Alternate approach is really smart. Also I think the fact that q is not divisible by MOD is implicitly used in solution, if MOD was less than 200000 BigIntegers would be probably needed.

pragrame · December 24, 2012, 2:11am

Yes, that is implicitly used. However, also note that if MOD was less than 200000, then there is a chance that we would not be able to find any N having the P + Q*N divisible by MOD.

anujkaliaiitd · December 24, 2012, 2:43am

Gassa gave another solution as follows:

"First calculate the number of tuples where each element (and therefore GCD) is divisible by 1,2,3,…,N = 200,000.

After that, the number of tuples with GCD being exactly 1,2,3,…,N can be found in an NLogN pass."

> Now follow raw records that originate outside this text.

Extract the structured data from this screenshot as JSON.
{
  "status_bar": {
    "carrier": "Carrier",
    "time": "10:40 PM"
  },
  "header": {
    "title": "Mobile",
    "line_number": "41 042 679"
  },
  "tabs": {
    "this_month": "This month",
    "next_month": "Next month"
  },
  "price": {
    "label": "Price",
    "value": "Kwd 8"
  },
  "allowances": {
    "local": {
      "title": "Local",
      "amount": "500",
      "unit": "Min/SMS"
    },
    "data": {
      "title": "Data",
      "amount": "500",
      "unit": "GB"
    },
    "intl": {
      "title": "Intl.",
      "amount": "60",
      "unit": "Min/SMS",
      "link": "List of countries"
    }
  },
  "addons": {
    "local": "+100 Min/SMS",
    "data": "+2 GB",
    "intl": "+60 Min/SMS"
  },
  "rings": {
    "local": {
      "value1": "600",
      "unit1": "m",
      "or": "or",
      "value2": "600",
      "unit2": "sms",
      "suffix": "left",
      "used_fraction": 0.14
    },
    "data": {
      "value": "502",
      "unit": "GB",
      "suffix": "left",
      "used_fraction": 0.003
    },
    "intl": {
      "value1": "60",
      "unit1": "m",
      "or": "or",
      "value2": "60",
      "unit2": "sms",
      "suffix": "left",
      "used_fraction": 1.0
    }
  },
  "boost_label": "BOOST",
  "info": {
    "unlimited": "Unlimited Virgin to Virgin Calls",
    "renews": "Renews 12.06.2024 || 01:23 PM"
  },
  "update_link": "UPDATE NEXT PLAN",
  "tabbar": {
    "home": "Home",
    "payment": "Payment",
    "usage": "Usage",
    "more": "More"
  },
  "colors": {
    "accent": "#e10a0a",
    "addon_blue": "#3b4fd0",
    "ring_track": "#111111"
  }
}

anton_lunyov · December 24, 2012, 5:05am

@anujkaliaiitd In fact, almost all contestants come up with this “another solution”. If nobody will describe it I will probably do this when I have time. In a few words the phrase “can be found in an NLogN pass” means dp of the form
dp[k] = cnt[k] - dp[2 * k] - dp[3 * k] - ... - dp[[N/k] * k]
where cnt[k] is the number of tuples from the first sentence.

MarioYC · December 24, 2012, 9:14am

The alternate approach can be optimized by going only through values where value of B[i] / d or (A[i] - 1) / d changes.

Getting complexity O(sqrt(min B_i) * K^2) per test case.

tornike4 · December 24, 2012, 3:24pm

got it now

the_c0der · January 3, 2013, 7:56pm

plz explain this “another approach” in detail

forthright · August 11, 2015, 7:05pm

Took me some time, but finally got how the alternative approach works. I saw the lemma before but this is the first time I saw its application. Really beautiful method to make solution faster by ln(n).